I also love still-life photography and photo-documentary, I would love to shoot more interesting people. I became really interested in shooting buildings was when I first encountered Heygate Estate in Elephant and Castle in London. The building left me in awe because I hadn’t seen or experienced anything like it where I grew up. The initial experience really took me to places and made me wonder about the daily functioning of the people who lived there from a non-pessimistic point of view. My encounter with Heygate Estate really was the starting point of me questioning our built environment and our relationship with the landscape.
Tell us about the equipment (camera and lenses) you mostly use. What is your workflow like and what are your views on editing and digital manipulation?
At the moment, I mainly use my digital camera a Canon 5D, aprime lens and a 24-70mm, I always have a tripod and a stepladder with me when I go on locations. I love shooting on my Hassleblad 500c as well and I will never stop shooting on film. I work with colour photography a lot because I enjoy seeing things in colour. Of course every photographers’ best friend the Adobe Suite is always there to help me create my work. I try to avoid over doing things, I like to keep things simple and on point.

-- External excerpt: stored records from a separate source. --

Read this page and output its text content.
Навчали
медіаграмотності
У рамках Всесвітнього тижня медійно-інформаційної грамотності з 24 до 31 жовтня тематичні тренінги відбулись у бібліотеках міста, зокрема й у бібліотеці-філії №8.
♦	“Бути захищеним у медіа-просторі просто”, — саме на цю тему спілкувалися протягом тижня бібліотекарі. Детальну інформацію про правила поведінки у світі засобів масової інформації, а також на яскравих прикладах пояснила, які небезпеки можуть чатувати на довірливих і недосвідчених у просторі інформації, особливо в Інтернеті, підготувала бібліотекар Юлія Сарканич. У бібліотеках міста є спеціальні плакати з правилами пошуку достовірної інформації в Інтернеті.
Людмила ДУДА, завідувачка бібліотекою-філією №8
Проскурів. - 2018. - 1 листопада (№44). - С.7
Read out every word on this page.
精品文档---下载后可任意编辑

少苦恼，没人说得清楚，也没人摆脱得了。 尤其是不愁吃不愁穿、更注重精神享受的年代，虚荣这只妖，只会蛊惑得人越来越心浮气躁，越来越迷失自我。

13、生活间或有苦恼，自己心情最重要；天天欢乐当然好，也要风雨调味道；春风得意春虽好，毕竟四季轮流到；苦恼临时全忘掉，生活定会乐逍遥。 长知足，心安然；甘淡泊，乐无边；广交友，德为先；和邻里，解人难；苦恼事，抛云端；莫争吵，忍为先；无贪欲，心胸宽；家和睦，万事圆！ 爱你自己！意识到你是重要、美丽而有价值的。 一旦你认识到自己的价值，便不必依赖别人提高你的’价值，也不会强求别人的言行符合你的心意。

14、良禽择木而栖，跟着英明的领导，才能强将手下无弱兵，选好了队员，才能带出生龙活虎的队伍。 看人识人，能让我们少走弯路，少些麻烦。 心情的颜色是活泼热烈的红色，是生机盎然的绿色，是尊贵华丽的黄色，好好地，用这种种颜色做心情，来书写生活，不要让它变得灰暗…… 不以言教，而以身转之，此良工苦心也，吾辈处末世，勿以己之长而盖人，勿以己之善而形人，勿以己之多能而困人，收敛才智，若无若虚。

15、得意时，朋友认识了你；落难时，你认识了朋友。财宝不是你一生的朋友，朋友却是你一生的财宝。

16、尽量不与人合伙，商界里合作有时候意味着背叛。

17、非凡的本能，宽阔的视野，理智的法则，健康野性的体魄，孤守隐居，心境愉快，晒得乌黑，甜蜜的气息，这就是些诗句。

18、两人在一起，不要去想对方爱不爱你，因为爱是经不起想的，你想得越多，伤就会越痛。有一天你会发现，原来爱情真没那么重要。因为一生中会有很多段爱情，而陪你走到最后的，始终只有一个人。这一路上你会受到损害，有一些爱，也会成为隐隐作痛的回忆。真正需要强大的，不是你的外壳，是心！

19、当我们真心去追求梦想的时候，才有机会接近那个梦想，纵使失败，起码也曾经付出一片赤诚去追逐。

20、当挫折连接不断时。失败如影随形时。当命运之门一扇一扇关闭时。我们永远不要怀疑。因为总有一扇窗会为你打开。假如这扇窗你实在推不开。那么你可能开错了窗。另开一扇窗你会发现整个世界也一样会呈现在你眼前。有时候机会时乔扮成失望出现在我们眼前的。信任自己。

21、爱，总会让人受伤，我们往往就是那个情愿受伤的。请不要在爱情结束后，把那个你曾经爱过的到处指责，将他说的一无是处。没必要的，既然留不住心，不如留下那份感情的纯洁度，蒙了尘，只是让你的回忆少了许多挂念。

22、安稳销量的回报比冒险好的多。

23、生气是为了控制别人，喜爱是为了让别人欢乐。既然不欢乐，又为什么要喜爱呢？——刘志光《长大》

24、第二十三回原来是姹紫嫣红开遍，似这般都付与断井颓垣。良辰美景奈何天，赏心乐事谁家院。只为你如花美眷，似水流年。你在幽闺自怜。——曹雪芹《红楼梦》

I think photography is a universal language and so accessible to everyone now because of the rapid growth of technology. There are so many layers to this question both good and bad. All I can say is the role of photography is never singular and viewers should learn how to read photographs and always question what you are seeing.
Tell us about your achievements, awards, clients, publications, etc.
My biggest achievement so far is the ability to follow my intuitions and be passionate about what I do and let everything else follow. As a recent graduate, I am fortunate enough that my artwork is speaking for itself and being recognized by galleries and the online world in both New Zealand and overseas. To me, I don’t think hard work alone is success, knowing why you are working hard is your biggest success. I am always keen to collaborate with clients and like minds.
I recently moved to a new city, Auckland! This is a very exciting time for me because I am seeing a lot of cool stuff here. I am in the process of working on a personal project, researching and doing some test works. I am really inspired by rock formations and craters at the moment so I am just testing out my options and continuing the theme of the built environment and the natural landscape.
I love works of Lewis Baltz, Stephen Shore, Edward Burtynsky, Wayne Barrar, Wolfgang Tillmans, Robert Adams and Bernd and Hilla Beacher are just to name a few. My favourite bands are ACDC, The Datsuns, Darts, The Ramones , Little Dragon and SBTRKT live. Supreme Coffee is my addiction also eggs on toast every morning.
Something to say to our readers or aspiring photographers:
Do what you love to do, take risks and never give up! Don’t forget to have a work life balance, get out and about and enjoy what’s on offer.